The Young Building will also be home to several kids’ and family activities, from the Melha Shriners clowns to Thousand Cranes Studio, which will be on hand to show off the creative talent of their students, as well as conduct hands-on activities with show attendees. Other attractions will include live butterflies from Magic Wings Butterfly Conservatory & Gardens, taking pictures on one of the go-karts from Pioneer Valley Indoor Karting, science experiments at the Rolling Acres Outdoor & Science Summer Camp, a Springfield Thunderbirds booth, face painting, and Looney Tunes characters from Six Flags New England. On Saturday and Sunday, the West Springfield Police Department will be on hand to fingerprint children and offer safety tips, and the Chesterfield Fire Department will give out hats and coloring books.
“There are a lot of different things to do, so you don’t have to come only for a siding or roofing job,” Crane said. “You can go have a nice, inexpensive time in a warm, dry facility.”
Business and Pleasure
In addition to Loughlin, Gisele Gilpatrick of Pro-Tech Waterproofing in Chicopee will serve as Home Show chair, while other committee members include Lisa Grenier of Market Mentors, Joe Mole’ of C.J. Carpentry, Josh Nolan of Fuel Services, Tom Silva of Triple S Construction, and Brian Zippin of Contractors Home Appliances.
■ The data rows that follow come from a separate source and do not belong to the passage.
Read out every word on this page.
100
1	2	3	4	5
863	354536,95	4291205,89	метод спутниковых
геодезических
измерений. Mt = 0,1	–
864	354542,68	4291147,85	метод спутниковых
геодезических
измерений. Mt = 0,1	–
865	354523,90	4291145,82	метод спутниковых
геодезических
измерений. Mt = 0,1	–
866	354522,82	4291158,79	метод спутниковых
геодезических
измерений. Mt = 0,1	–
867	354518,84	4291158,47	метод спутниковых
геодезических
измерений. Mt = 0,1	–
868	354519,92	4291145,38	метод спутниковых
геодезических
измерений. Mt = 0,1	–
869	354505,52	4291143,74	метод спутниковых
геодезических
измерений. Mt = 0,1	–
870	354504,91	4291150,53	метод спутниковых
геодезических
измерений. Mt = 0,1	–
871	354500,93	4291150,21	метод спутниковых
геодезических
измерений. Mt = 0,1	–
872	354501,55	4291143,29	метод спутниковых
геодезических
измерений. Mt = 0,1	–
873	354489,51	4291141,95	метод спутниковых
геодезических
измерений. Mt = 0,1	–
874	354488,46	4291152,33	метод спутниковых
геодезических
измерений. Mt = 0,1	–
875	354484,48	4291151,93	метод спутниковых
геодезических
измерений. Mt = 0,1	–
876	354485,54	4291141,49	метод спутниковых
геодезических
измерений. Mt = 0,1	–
All are ramping up for what most in the home-improvement world say looks to be a strong year (see related story, page 24).
“This year, as every other year, the home show is a spring kickoff to the building season,” Crane said. “It’s the perfect time of year when people are thinking about projects both inside and outside the house. The show gets their minds moving a little bit.”
Again, though, he stressed that show organizers also want people to have fun.
“Take your wife out to dinner and swing by the home show, or call your brother or your neighbor. You can get out of the house and look at 700-something booths with different products — maybe something you’ve dreamed about.”
This year’s show hours are Thursday and Friday, March 28-29, 1-9 p.m.; Saturday, March 30, 10 a.m. to 9 p.m.; and Sunday, March 31, 10 a.m. to 5 p.m. General admission is $10 for adults, and children under 12 are admitted free. Discount coupons are available at www.westernmasshomeshow.com. Veterans and active military with ID receive free admission on Thursday only.